Zwischen den Jahren 2010 und 2020 wurde fast eine Milliarde Euro – vieles davon aus EU-Mitteln – für den Bau neuer Autobahnen ausgegeben, die nun durchschnittlich sogar unter 10 Prozent ihrer maximalen Kapazität genutzt werden. Sogar 2,4 Milliarden Euro wurden in Autobahnen gesteckt, die weniger als 20 Prozent ihrer Kapazität nutzen. Das ergibt eine Analyse der ungarischen Publikation G7.hu. Die Zahlen überraschen besonders deswegen, weil inzwischen 70 bis 80 Prozent aller Gütertransporte in Ungarn, die in den Neunziger Jahren noch über die Schiene liefen, inzwischen auf die Straße verlagert wurden.
Corona ist nicht der einzige Grund
Der Untersuchung zufolge werden fast 700 Kilometer Autobahnen und Schnellstraßen so wenig genutzt, dass ihr Bau entweder komplett unnötig oder zumindest verfrüht war. Die Covid-Pandemie kann auch nicht als ausreichende Ursache angeführt werden, weil diese laut dem EU-Statistikamt Eurostat nur zu einem Rückgang um 10 Prozent im Straßenverkehr geführt hat. Vielmehr liegt die mangelnde Nutzung laut G7.hu an der Prestige-Sucht der ungarischen Regierung, die alle Regionalhauptstädte an Autobahnen anbinden wollte – unabhängig von der Wirtschaftlichkeit. Ungarn besitzt jetzt 1723 km Autobahnen und Schnellstraßen – sogar mehr als das weit größere Polen oder die wirtschaftlich viel weiter entwickelten Länder Schweiz, Dänemark und Norwegen.

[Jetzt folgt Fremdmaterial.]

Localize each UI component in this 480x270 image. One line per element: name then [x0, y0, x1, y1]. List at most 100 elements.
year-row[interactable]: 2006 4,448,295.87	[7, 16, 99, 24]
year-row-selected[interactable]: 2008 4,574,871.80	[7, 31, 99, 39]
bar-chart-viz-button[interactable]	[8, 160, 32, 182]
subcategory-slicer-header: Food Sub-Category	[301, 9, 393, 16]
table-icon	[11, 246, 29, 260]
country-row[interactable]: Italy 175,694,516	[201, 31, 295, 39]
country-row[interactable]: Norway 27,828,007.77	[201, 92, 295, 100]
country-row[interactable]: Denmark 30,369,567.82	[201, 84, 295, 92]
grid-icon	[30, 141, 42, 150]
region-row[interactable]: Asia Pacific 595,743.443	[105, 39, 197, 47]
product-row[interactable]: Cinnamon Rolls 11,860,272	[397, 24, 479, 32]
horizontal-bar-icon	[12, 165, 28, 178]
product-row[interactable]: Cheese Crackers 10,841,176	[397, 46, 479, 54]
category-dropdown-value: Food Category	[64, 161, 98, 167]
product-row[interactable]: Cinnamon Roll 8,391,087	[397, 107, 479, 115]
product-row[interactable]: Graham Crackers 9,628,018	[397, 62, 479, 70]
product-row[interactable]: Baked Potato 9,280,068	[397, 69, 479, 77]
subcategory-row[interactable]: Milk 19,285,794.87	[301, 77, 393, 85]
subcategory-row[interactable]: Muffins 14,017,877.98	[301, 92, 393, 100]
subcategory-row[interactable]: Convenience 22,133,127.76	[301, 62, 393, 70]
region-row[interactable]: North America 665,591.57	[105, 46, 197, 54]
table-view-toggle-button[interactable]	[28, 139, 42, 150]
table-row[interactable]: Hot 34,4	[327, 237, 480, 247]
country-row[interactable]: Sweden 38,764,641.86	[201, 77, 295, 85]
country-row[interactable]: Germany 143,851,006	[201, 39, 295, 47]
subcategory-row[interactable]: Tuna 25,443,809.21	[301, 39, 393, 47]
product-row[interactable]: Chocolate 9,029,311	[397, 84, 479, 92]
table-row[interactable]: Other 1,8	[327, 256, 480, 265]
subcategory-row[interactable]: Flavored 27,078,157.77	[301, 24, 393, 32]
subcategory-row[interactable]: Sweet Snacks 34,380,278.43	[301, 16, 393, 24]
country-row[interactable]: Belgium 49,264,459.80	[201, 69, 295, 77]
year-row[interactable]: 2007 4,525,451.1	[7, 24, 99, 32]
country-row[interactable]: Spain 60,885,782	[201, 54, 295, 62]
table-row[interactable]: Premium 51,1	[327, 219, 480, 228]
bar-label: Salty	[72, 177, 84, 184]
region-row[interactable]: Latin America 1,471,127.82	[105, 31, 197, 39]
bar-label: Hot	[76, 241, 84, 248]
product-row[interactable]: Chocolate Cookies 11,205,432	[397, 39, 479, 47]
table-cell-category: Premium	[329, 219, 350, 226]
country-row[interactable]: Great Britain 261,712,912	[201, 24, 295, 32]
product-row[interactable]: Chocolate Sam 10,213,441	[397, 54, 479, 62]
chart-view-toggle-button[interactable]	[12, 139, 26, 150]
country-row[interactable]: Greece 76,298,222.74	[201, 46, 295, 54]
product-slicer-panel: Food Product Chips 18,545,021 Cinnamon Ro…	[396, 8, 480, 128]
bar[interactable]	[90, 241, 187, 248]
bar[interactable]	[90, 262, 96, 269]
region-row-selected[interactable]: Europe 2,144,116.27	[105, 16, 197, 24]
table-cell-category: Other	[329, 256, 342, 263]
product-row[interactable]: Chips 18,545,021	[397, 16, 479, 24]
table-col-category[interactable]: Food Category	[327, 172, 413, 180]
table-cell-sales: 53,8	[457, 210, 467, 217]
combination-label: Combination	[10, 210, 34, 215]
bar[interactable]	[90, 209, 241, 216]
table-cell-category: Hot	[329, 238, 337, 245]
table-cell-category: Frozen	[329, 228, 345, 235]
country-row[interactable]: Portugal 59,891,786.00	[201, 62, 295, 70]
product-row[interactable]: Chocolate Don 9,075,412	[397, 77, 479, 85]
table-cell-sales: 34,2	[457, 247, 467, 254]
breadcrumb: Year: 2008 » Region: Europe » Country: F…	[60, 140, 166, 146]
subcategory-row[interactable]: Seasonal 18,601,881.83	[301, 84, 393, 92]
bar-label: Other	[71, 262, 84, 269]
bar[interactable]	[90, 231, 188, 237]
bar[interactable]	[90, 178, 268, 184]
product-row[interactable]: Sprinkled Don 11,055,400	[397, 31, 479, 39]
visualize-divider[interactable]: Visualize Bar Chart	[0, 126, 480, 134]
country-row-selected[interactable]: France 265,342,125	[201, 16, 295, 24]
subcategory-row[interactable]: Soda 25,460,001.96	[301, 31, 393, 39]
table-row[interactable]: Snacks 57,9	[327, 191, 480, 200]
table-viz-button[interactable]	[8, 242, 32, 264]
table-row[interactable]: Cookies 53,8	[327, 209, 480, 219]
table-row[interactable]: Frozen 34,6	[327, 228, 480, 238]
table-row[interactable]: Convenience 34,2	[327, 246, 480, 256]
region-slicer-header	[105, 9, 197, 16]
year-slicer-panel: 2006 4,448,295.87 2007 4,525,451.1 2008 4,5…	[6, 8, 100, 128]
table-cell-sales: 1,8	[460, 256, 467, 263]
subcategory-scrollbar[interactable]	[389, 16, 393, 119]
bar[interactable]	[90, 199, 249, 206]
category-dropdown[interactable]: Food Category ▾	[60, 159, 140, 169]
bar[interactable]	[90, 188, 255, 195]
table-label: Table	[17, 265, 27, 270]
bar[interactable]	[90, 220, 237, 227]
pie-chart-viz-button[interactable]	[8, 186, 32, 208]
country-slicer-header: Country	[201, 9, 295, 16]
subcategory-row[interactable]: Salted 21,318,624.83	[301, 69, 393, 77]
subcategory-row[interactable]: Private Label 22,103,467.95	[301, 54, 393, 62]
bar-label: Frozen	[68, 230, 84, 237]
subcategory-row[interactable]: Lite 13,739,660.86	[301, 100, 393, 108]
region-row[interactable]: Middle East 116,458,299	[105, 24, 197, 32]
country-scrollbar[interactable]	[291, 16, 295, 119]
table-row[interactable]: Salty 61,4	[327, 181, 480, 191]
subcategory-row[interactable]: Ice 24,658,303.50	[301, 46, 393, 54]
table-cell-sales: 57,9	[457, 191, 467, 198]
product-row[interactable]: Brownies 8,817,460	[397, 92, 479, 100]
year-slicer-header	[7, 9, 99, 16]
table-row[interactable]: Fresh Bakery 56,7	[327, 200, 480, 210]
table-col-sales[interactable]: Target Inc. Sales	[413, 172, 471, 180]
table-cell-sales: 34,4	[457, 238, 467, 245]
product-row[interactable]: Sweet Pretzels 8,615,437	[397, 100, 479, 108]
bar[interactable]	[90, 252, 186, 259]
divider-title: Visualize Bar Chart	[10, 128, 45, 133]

Straßentransport dominiert in Ungarn
Für Spediteure ist die großzügige Autobahndichte dennoch eine gute Nachricht – vorausgesetzt, dass sich genug Handelspartner in Ungarn finden. Die Straße macht aktuell fast 80 Prozent aller Gütertransporte auf ungarischem Boden aus. Im Jahr 2020 ging das Volumen in dieser Branche deutlich zurück und lag 2021 trotz deutlicher Erholung, gerechnet in Tonnenkilometern, immer noch leicht unter dem Wert von 2019. Für 2022 gibt es noch keine endgültigen Zahlen, es wird aber erwartet, dass der Ukrainekrieg der Bilanz geschadet hat. Ungarns Regierung hält einen neutralen, teils sogar russlandfreundlichen Kurs in der Ukrainefrage.